Another factoid, many independent stations in the upper Midwest (e.g., Kwik Trip) used to have a detergent package that met Top Tier detergent requirements (notably more than EPA requirements.) That was really convenient, especially in western Wisconsin where major oil co. stations are rare. Back in November of 2021, the Top Tier stickers started disappearing from the independent's pumps. There is reportedly a supply chain issue in getting the detergents, and nobody has seen when they'll be back. Third party companies make the additive packages, e.g., Lubrizol, BASF, et al.

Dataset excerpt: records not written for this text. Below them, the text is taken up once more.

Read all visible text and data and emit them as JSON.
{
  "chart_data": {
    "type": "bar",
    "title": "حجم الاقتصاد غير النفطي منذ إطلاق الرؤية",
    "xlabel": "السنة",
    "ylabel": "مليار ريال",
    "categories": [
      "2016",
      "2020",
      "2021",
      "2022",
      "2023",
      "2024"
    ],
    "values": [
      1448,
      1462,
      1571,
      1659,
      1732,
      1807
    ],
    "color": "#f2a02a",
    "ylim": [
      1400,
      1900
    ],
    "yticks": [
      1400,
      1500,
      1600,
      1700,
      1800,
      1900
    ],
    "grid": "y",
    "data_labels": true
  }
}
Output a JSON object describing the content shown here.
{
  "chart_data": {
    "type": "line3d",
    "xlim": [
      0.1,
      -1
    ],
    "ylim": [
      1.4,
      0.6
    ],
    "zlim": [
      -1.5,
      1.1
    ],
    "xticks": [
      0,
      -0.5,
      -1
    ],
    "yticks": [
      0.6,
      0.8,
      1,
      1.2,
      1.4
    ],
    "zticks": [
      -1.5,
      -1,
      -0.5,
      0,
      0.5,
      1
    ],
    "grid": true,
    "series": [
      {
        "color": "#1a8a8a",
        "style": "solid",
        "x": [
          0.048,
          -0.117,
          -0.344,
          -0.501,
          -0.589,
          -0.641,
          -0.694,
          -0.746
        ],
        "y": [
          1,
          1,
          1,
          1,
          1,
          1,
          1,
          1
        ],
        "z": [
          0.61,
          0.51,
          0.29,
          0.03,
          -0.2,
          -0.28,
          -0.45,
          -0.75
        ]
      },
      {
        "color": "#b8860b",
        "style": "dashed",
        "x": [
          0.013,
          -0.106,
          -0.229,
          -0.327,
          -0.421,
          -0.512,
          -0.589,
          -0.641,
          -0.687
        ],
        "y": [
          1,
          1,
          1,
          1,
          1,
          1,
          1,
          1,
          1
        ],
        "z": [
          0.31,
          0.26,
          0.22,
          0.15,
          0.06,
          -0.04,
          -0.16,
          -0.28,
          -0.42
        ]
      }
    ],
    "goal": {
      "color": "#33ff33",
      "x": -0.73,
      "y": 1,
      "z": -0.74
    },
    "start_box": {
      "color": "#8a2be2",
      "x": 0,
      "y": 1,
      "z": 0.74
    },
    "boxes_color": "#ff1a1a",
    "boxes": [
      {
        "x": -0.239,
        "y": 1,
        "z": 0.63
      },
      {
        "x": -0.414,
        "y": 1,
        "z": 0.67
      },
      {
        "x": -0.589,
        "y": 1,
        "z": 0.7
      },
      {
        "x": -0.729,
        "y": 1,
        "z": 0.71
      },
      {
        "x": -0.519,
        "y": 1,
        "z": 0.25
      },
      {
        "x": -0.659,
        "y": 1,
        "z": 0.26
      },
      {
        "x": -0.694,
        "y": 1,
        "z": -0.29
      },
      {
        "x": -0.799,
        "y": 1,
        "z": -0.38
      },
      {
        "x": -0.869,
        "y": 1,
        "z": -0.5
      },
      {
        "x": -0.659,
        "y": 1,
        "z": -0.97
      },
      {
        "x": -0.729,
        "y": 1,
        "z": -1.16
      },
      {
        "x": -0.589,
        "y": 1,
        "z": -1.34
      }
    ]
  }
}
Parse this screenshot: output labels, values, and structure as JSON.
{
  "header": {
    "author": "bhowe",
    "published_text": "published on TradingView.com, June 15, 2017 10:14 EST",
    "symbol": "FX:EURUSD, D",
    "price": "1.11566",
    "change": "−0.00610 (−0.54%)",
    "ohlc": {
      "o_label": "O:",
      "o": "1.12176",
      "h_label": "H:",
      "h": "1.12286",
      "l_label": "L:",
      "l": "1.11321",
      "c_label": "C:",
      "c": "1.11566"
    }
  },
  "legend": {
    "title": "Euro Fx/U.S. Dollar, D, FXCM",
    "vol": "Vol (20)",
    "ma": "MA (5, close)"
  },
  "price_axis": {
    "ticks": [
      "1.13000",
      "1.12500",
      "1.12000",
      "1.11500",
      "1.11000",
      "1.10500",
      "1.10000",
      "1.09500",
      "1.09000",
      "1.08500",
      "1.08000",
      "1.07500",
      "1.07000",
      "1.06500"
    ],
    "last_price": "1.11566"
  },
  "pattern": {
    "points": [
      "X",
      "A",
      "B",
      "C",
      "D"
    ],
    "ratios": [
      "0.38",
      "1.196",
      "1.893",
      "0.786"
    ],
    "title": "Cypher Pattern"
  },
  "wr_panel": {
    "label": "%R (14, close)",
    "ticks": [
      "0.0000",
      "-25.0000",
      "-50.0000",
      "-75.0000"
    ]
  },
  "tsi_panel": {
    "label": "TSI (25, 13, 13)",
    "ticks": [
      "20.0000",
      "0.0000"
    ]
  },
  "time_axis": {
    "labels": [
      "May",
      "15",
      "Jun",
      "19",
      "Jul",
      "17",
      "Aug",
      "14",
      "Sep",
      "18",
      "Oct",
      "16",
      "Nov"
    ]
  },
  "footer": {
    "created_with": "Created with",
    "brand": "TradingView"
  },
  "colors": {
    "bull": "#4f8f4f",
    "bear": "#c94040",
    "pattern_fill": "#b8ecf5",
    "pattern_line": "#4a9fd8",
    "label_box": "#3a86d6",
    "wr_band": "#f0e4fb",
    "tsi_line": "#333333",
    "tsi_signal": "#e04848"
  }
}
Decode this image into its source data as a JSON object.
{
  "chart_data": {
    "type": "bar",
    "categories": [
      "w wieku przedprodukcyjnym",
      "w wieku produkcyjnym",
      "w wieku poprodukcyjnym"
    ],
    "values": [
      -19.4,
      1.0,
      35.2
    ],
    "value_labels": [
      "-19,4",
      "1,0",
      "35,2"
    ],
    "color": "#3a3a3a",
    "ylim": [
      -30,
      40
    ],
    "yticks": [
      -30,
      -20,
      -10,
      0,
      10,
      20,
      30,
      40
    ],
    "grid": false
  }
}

BASF reportedly makes BP's "Ultimate" additive for them in the U.S.
So in the meantime, I'm back to Shell, even though that station is about 20 KM farther. V-Power also claims to have friction reducers, anti-corrosion properties, and wear reducers, in addition to better detergent. Top Tier covers just detergents.
One more trivia point, Scuderia Ferrari found that going to E10 in the 2022 F1 specs meant that their V-Power lost 20 HP due to lower fuel density/BTUs. That doesn't sound like much, but in F1 where everything counts, it was a problem. For a street car, E10 drops BTUs about 4%.